In the summer of 1962, Charles “Sonny” Liston and his wife Geraldine were living in the rectory of St. Ignatius Loyola in Denver, Colorado. Father Edward P. Murphy, the Jesuit who took them in, oversaw what the press was calling Sonny’s “rehabilitation.” The priest preferred “reorientation”—a change of direction. The heavyweight division’s number-one contender had been suspended indefinitely in forty-seven states after yet another run-in with the law. He had good reason to change. He would rise at dawn to do roadwork at the City Park golf course and trained at a nearby Air Force base. Weekends were spent at a Catholic retreat house in Fraser. Geraldine, who first met Sonny at a prison dance, said novenas for him at the church.

Father Murphy took it upon himself to teach his functionally-illiterate guest how to read, to heal some of the wounds on his personality. The wounds were old.

“We grew up like heathens,” Sonny said. “When I was a kid I had nothing but a lot of brothers and sisters, a helpless mother, and a father who didn’t care about a single one of us.” His mother’s name was Helen, called “Big Hela” by kinfolk. She married his father despite an age difference of about thirty years.

Tobe was his name, Tobin Liston. He was the son of a slave who lived in Choctaw County, Mississippi and who can be found in the 1860 U.S. Census listed among the property of one Martin Liston. Liston’s estate, including his slaves, was valued at $6,825, which placed him far below the planter class. He was just a small farmer who feared Abraham Lincoln and tended his cotton fields alongside four bent black people he wrongfully claimed as his own. Five years later, “the freedom war” ended and the 13th Amendment grew from Lincoln’s grave like a blood-spattered rose. By 1870, Alexander Liston was renting a plot of land not far from his former master’s estate, now worth a paltry thousand dollars and owned by his widow.

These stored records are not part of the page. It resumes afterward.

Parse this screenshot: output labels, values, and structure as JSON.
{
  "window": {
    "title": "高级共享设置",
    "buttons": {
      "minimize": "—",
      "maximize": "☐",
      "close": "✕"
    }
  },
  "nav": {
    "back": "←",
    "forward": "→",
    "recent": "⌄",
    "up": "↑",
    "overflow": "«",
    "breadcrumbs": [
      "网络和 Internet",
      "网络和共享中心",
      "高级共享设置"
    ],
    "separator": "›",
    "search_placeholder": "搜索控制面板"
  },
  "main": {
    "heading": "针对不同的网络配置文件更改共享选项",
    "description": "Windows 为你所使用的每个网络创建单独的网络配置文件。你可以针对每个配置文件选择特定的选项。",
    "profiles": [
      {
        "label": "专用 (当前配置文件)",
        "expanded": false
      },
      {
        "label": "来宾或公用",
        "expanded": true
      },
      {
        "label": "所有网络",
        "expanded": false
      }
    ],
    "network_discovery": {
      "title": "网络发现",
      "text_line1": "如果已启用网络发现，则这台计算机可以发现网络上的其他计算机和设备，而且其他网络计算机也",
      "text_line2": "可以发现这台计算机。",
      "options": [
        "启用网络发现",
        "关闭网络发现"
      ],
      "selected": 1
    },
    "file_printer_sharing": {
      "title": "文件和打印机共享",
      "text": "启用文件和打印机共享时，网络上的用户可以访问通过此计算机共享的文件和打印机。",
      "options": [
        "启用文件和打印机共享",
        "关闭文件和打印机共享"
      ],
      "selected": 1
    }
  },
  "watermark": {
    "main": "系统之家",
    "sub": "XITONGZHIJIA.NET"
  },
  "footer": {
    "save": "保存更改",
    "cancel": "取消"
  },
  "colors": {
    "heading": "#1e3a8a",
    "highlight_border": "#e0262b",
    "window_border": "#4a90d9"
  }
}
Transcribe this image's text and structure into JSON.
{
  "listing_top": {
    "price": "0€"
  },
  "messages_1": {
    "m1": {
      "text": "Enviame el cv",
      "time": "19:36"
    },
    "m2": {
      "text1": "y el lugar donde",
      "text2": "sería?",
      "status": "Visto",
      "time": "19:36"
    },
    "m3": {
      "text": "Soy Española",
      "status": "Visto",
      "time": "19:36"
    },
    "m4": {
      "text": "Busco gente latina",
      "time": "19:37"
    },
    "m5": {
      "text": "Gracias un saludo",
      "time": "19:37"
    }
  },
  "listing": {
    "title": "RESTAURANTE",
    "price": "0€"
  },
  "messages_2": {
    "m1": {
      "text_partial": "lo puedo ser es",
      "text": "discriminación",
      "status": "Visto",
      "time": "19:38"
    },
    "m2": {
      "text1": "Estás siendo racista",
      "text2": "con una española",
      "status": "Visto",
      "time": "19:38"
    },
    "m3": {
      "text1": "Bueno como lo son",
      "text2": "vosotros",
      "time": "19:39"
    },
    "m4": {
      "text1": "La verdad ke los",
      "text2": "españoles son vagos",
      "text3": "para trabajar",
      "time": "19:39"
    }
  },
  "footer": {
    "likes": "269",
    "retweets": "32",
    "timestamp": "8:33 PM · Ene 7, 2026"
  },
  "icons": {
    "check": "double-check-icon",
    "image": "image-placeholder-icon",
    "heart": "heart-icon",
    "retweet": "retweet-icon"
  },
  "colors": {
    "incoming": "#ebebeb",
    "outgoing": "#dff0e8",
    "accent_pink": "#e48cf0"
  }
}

Mississippi was not among the states that ratified the amendment that freed him. Resentment hovered in the thick, bleating air. Slavery was soon revived —slapdash like some dead thing that should’ve stayed dead— and black Americans were cast back into servitude as sharecroppers and tenant farmers, into a system designed to keep them in poverty. “The bossman got three-fourths of what you raised,” Helen said. “We had to raise what we ate and then buy shoes and clothes.”

There is no record of Alexander’s feelings about this or anything else, but we know that his son was angry; the son of his son angrier still.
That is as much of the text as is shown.